General rule: Target the receiver’s weaker wing (usually backhand) more often, but keep mixing height/angle/pace to avoid patterns.
Serve placement: think targets, not just types
Picture each back quarter as a 3×3 grid (front-to-back, wall-to-center):
- Back-wall nick zone (deep & wide): Primary lob target.
- Shoulder/hip corridor: Body serve lane to jam the swing.
- Side-wall kiss lane: Early side-wall contact to distort timing.
- Deep central strip: Risky—avoid unless it’s a planned flat drive surprise.
Coaching cue: “Miss wide, miss high.” If you’re going to miss, sail it close to the out line rather than drop it short and central.
The serve + first step: claim the T
Serving is only half the opener; your recovery is the other half.
- Serve → two fast recovery steps → split step at the T.
- Racket up, eyes on opponent.
- If your serve is strong (late/awkward return), look to volley the first reply and keep the opponent behind you.
Bad habit to kill: Watching your serve instead of moving. Hit, move, then read.
Reading the receiver (and adapting mid-match)
- If they volley early: more height and width; lift the contact point on the front wall.
- If they stand off the back wall: flatten the trajectory or body-serve into their stance.
- If they chip short crosscourt: follow your serve into the T and be ready to intercept with a volley straight drive or drop.
- If they boast frequently, expect it from cramped positions—recover slightly forward after serving to pounce.
Serve patterns should evolve; note what drew the worst return and repeat with variation (same height, different lane; same lane, different pace).
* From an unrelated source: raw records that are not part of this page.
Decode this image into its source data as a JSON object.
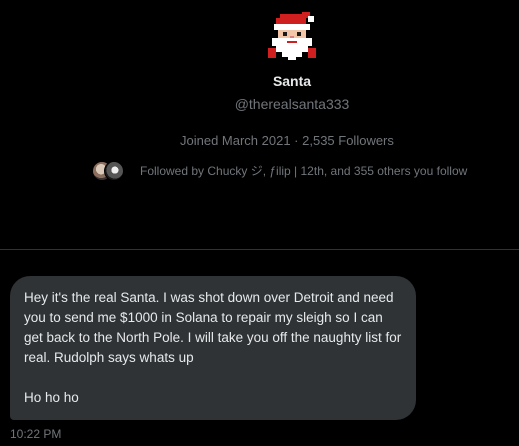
{
  "profile": {
    "avatar_icon": "santa-pixel-icon",
    "display_name": "Santa",
    "handle": "@therealsanta333",
    "meta": "Joined March 2021 · 2,535 Followers",
    "followed_by": "Followed by Chucky ジ, ƒilip | 12th, and 355 others you follow"
  },
  "message": {
    "body_line_1": "Hey it's the real Santa. I was shot down over Detroit and need you to send me $1000 in Solana to repair my sleigh so I can get back to the North Pole. I will take you off the naughty list for real. Rudolph says whats up",
    "body_line_2": "Ho ho ho",
    "timestamp": "10:22 PM"
  },
  "colors": {
    "background": "#000000",
    "bubble": "#2f3336",
    "primary_text": "#e7e9ea",
    "secondary_text": "#71767b"
  }
}
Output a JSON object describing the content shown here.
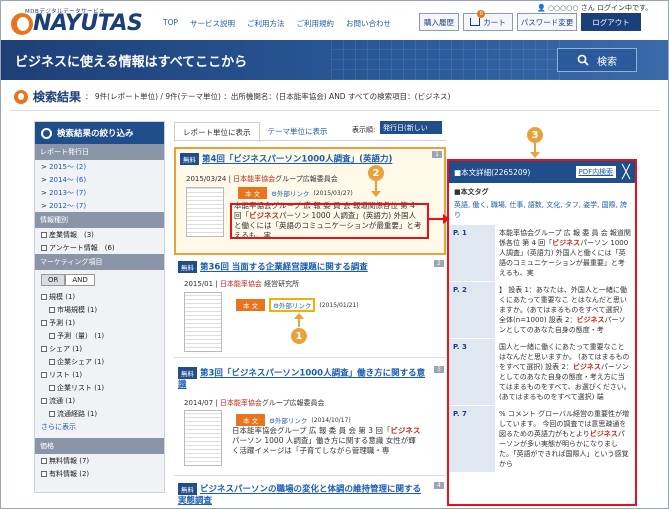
{
  "header": {
    "logo_sub": "MDBデジタルデータサービス",
    "logo_text": "NAYUTAS",
    "nav": [
      "TOP",
      "サービス説明",
      "ご利用方法",
      "ご利用規約",
      "お問い合わせ"
    ],
    "login_user": "○○○○○ ",
    "login_text": "さん ログイン中です。",
    "buttons": {
      "history": "購入履歴",
      "cart": "カート",
      "cart_count": "0",
      "password": "パスワード変更",
      "logout": "ログアウト"
    }
  },
  "banner": {
    "title": "ビジネスに使える情報はすべてここから",
    "search_label": "検索"
  },
  "results": {
    "title": "検索結果",
    "meta": "： 9件(レポート単位) / 9件(テーマ単位) ：出所機関名：(日本能率協会) AND すべての検索項目：(ビジネス)"
  },
  "sidebar": {
    "head": "検索結果の絞り込み",
    "sections": {
      "year": "レポート発行日",
      "type": "情報種別",
      "marketing": "マーケティング項目",
      "price": "価格"
    },
    "years": [
      "2015～ (2)",
      "2014～ (6)",
      "2013～ (7)",
      "2012～ (7)"
    ],
    "types": [
      "産業情報　(3)",
      "アンケート情報　(6)"
    ],
    "toggle": {
      "or": "OR",
      "and": "AND"
    },
    "marketing_items": [
      {
        "label": "規模 (1)",
        "sub": false
      },
      {
        "label": "市場規模 (1)",
        "sub": true
      },
      {
        "label": "予測 (1)",
        "sub": false
      },
      {
        "label": "予測（量） (1)",
        "sub": true
      },
      {
        "label": "シェア (1)",
        "sub": false
      },
      {
        "label": "企業シェア (1)",
        "sub": true
      },
      {
        "label": "リスト (1)",
        "sub": false
      },
      {
        "label": "企業リスト (1)",
        "sub": true
      },
      {
        "label": "流通 (1)",
        "sub": false
      },
      {
        "label": "流通経路 (1)",
        "sub": true
      }
    ],
    "more": "さらに表示",
    "prices": [
      "無料情報 (7)",
      "有料情報 (2)"
    ]
  },
  "tabs": {
    "report": "レポート単位に表示",
    "theme": "テーマ単位に表示",
    "sort_label": "表示順:",
    "sort_value": "発行日(新しい"
  },
  "cards": [
    {
      "num": "1",
      "badge": "無料",
      "title": "第4回「ビジネスパーソン1000人調査」(英語力)",
      "date": "2015/03/24 | ",
      "org": "日本能率協会",
      "org_rest": "グループ広報委員会",
      "hon": "本 文",
      "ext": "外部リンク",
      "ext_date": "(2015/03/27)",
      "snippet_a": "本能率協会グループ 広 報 委 員 会 報道関係各位 第 4 回「",
      "snippet_hl1": "ビジネス",
      "snippet_b": "パーソン 1000 人調査」(英語力) 外国人と働くには「英語のコミュニケーションが最重要」と考えるも、実"
    },
    {
      "num": "2",
      "badge": "無料",
      "title": "第36回 当面する企業経営課題に関する調査",
      "date": "2015/01 | ",
      "org": "日本能率協会",
      "org_rest": " 経営研究所",
      "hon": "本 文",
      "ext": "外部リンク",
      "ext_date": "(2015/01/21)"
    },
    {
      "num": "3",
      "badge": "無料",
      "title": "第3回「ビジネスパーソン1000人調査」働き方に関する意識",
      "date": "2014/07 | ",
      "org": "日本能率協会",
      "org_rest": "グループ広報委員会",
      "hon": "本 文",
      "ext": "外部リンク",
      "ext_date": "(2014/10/17)",
      "snippet_a": "日本能率協会グループ 広 報 委 員 会 第 3 回「",
      "snippet_hl1": "ビジネス",
      "snippet_b": "パーソン 1000 人調査」働き方に関する意識 女性が輝く活躍イメージは「子育てしながら管理職・専"
    },
    {
      "num": "4",
      "badge": "無料",
      "title": "ビジネスパーソンの職場の変化と体調の維持管理に関する実態調査"
    }
  ],
  "panel": {
    "head": "■本文詳細(2265209)",
    "pdf": "PDF内検索",
    "close": "╳",
    "tag_title": "■本文タグ",
    "tags": "英語, 働く, 職場, 仕事, 語数, 文化, タフ, 姿学, 国際, 誇り",
    "pages": [
      {
        "p": "P. 1",
        "a": "本能率協会グループ 広 報 委 員 会 報道関係各位 第 4 回「",
        "hl": "ビジネス",
        "b": "パーソン 1000 人調査」(英語力) 外国人と働くには「英語のコミュニケーションが最重要」と考えるも、実"
      },
      {
        "p": "P. 2",
        "a": "】 設表 1：あなたは、外国人と一緒に働くにあたって重要なこ とはなんだと思いますか。(あてはまるものをすべて選択) 全体(n=1000) 設表 2：",
        "hl": "ビジネス",
        "b": "パーソンとしてのあなた自身の態度・考"
      },
      {
        "p": "P. 3",
        "a": "国人と一緒に働くにあたって重要なこと はなんだと思いますか。 (あてはまるものをすべて選択) 設表 2：",
        "hl": "ビジネス",
        "b": "パーソンとしてのあなた自身の態度・考え方に当 てはまるものをすべて、お選びください。(あてはまるものをすべて選択) 端"
      },
      {
        "p": "P. 7",
        "a": "% コメント グローバル経営の重要性が増しています。 今回の調査では意思疎通を図るための英語力がもとより",
        "hl": "ビジネス",
        "b": "パーソンが多い実態が明らかになりました。「英語ができれば国際人」という感覚から"
      }
    ]
  },
  "markers": {
    "m1": "1",
    "m2": "2",
    "m3": "3"
  }
}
Five simple serve drills (10–12 minutes each)
- Lob Ladder
Aim for front-wall height bands: just above service line → halfway to out line → ¾ height. 10 makes per band from each box. - Deep-Corner Bingo
Place two cones: one a racquet width from the side wall, one two racquet lengths from the back wall. Score a point for each serve that lands between them and dies near the glass. - Body-Line Accuracy
Have a partner stand at the typical receiving spot. Chalk a chest-high target on the front wall. Hit through the torso line without over-hitting; 20 reps/box. - Width Kiss Builder
Mark a rectangle on the side wall about 1.5–2 m behind the short line. Serve so that the ball touches that rectangle after the front wall. 15 clean kisses/side. - Serve + First Volley
Serve, recover to the T, partner returns anywhere; your only goal is to volley the first return and play length (straight rail). 3 sets × 3 minutes, switch roles.
Final Rally
In squash, you don’t need a dozen fancy serves—you need two or three you trust and the discipline to recover to the T after you hit them. Master a high lob that dies deep, a body serve that jams the backhand, and a width serve that kisses the side wall. Layer in smart placement, crisp footwork, and a first-volley mindset, and you’ll start every rally on your terms.
Serve with purpose, recover with intent, and let your opponent be the one reacting. That’s the art of the serve—and the fastest way for beginners to feel in control from the very first shot.